When considering the privileges and exemptions to be granted to the project, the Committee can take the following into account:
1. Modern technology and management as well as experience, technical and marketing expertise.
2. Expanding and activating the role of the Kuwaiti private sector.
3. Creating job opportunities for the national workers and training them.
4. Economic development plans and targeted sectors.
5. Location of the project.

PENALTIES
In case the foreign investor violates the provisions of the law and its executive regulations, or the conditions of the license, or the applicable laws and regulations of the country, the KFIB will prepare a report in this respect and present it to the committee along with its opinion.

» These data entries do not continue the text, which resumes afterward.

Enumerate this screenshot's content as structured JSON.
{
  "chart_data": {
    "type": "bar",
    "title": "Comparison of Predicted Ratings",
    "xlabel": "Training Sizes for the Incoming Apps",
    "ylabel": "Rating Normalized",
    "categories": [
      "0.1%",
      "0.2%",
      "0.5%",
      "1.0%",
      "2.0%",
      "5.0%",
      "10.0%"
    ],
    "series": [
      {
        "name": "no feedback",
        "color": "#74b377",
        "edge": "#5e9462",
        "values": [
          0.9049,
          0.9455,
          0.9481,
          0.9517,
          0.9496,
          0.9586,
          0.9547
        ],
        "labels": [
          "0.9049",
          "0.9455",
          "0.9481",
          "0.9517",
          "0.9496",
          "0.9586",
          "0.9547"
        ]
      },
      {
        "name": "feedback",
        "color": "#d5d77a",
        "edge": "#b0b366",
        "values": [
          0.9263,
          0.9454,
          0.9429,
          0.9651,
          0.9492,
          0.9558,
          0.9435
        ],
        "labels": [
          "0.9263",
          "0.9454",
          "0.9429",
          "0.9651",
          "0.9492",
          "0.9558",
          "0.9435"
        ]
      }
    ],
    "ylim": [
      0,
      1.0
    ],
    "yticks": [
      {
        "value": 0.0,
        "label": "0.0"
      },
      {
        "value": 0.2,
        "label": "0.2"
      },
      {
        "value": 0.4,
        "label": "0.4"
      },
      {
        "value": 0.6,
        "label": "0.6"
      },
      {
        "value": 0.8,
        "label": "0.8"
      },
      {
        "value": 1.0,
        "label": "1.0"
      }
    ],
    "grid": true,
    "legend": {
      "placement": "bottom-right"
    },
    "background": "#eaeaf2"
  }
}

The committee may impose any of the penalties stipulated in the law, if it finds the foreign investor in violation of the laws. If the committee finds that the issue entails the cancellation of the license and liquidation of the investment, it can present it to the court which may rule that the license should be cancelled and the investment liquidated.

Petitions against two penalties indicated in clauses 3 and 4 (under penalties) of this law should be presented in written form by the foreign investor, stating the subject of the petition, the grounds on which it is based , and his demands. This should be done within the period prescribed in the law and as per stated procedures. The KFIB must convey the petition to the committee which will study and report it to the council of ministers, who in turn will look into the matter and pass a resolution concerning the petition.

FINAL PROVISIONS
The national investor who does not have a foreign partner and so desires to obtain the privileges already prescribed in the law can apply for it to the KFIB. The KFIB must prepare a report stating its opinion regarding its application, and pass the report on to the committee which will put appropriate recommendations and send it to the minister for approval.

The foreign investor, owner of an already existing project, who wishes to benefit from the privileges stipulated in the law must apply for that purpose to the KFIB. The KFIB in turn shall study the application, and put down its recommendations and pass it on to the investment committee which will study it and put forth appropriate recommendations in this respect within a period of four months from the date of submitting the application. After that the application must be presented to the Minister for approval. However, the privileges, exemptions, and guarantees granted to him under the provisions of the law must not be less than those already allotted to him.

The owner of the project who has obtained an investment license prior to issuing this law can apply for registration in the investment registrar before his license expires, or within a period of one year from the date of having this executive regulations in effect.